Positionné à la distance parcourue sur une journée de voyage, ce relais routier a par la suite été également appelé couchée et mansion. Au terme de l'étape quotidienne le voyageur trouvait donc tout le confort en fonction de ses nécessités (Hébergement, entretien, etc.) et de ses moyens, puisque les plus aisés disposaient d'une bâtisse personnelle où agencer leur mobilier. Entre chaque mansio se trouvait le mutatio, poste où se changeaient les montures et permettant une courte pause.

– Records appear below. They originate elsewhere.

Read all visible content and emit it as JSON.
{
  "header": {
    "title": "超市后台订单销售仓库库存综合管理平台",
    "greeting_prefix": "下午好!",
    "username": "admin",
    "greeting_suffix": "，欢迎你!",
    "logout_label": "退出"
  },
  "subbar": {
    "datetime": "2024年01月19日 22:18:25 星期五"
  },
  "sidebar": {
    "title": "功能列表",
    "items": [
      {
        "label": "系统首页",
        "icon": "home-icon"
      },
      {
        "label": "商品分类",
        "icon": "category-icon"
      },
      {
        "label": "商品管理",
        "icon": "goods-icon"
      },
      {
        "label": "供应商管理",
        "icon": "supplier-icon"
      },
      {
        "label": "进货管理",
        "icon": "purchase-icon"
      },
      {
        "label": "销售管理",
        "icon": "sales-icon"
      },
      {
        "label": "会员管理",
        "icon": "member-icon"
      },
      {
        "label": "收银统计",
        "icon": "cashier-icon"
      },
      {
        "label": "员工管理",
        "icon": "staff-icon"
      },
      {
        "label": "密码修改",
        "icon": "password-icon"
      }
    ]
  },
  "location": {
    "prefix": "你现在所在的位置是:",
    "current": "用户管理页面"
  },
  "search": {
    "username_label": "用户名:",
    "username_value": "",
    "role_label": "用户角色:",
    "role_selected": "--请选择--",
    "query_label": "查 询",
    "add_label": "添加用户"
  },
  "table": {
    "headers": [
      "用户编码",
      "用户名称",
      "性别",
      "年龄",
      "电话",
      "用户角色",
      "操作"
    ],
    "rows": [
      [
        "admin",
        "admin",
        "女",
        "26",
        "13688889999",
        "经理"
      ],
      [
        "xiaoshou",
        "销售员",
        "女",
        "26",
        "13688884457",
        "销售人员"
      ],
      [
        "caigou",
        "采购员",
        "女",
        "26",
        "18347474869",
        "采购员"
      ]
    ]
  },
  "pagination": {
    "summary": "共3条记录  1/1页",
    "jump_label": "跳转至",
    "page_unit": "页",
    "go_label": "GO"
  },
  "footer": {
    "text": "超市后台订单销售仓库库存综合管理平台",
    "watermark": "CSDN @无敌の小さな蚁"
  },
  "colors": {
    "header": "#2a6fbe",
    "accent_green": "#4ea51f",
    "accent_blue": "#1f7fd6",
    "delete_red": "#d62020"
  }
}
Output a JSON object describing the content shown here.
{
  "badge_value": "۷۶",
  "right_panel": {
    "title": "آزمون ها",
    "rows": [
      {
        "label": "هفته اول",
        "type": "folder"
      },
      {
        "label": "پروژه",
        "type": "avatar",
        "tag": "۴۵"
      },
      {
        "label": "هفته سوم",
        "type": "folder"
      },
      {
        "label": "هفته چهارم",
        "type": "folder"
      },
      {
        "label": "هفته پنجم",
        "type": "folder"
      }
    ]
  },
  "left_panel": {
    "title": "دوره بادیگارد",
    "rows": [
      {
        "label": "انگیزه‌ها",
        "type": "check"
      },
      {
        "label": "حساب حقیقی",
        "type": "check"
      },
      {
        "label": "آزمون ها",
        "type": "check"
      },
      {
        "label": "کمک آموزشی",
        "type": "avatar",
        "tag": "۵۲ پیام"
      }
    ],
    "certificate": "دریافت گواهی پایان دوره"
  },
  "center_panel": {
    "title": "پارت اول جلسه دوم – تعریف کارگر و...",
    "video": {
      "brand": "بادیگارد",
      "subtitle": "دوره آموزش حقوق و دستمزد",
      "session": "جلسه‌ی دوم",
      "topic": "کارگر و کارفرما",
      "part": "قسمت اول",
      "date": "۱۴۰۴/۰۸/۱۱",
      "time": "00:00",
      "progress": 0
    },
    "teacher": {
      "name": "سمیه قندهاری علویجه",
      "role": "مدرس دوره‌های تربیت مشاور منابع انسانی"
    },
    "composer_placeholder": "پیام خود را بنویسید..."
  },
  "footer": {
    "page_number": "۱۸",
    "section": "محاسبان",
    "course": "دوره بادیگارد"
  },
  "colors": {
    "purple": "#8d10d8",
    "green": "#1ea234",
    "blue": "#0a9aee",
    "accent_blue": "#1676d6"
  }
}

Vers le IIIe siècle, mansio donne naissance à de nouveaux termes dont le bas latin mansionile et mansus ; eux-mêmes évoluant vers mansionilis, mansionillum, mansile, masnile, mesnillum et mansa, mansum, etc.

mansionile versus mansus

Au vu de la précision dont faisaient preuve les romains et des éléments mis au jour par les différents auteurs, la différence entre ces structures est uniquement liée à la dimension puisque toutes deux sont bien souvent complétées par le nom de leur occupant et, Auguste LONGNON précisant que le terme mansus ne trouvant pas d'antériorité à la période franque (Ve-Xe siècles) quand mansionile semble plus lié à l'antiquité tardive (IIIe-VIe siècles), il semble évident que le mansus est un mansionile que ses exploitants ont su développer, d'autant plus que ce même chercheur n'hésite pas à préciser : « mansionile qui, à l'origine, ne devait être qu'un adjectif désignant un terrain à bâtir, et qui, dès le IXe siècle, sinon plus tôt, a pris le sens de maison.» puisque, en latin, -ile transforme une racine en nom ou en adjectif.

mansionile

« Parfois, en Champagne, en Bourgogne et en Franche-Comté, mansionile se présente sous la forme magny, qu'il faut savoir distinguer du nom de lieu gallo-romain formé à l'aide du suffixe -acus sur le gentilice de Magnius. Bien entendu, la question ne se pose pas quand magny est accompagné d'un nom d'homme, comme dans Magny-Lambert (Côte-d'Or).
La forme plurielle de mansionile est représentée par Magneux (Marne, Haute-Marne), les Mesneux (Marne).»

mansus

« A l'époque franque, le mot mansus, qu'on ne trouve dans aucun document antérieur, désignait une sorte de petite ferme ou d'habitation rurale à laquelle était attachée, à perpétuité, une quantité de terre déterminée et, en principe, invariable.
Quoique ce nom se rapporte d'ordinaire à la seule habitation, comme on le voit très nettement dans plusieurs passages du Polyptique d'Irminon, il désignait aussi quelquefois, outre l'habitation, les terres qui en dépendaient ; et même, dans certains cas, c'est aux terres qu'on paraît l'appliquer principalement. Ce mot, d'un emploi encore très fréquent à l'époque carolingienne, a pris, dans les parlers vulgaires de notre pays, deux formes bien différentes qui participent du caractère de chacune des deux langues romanes entres lesquelles la France se partage.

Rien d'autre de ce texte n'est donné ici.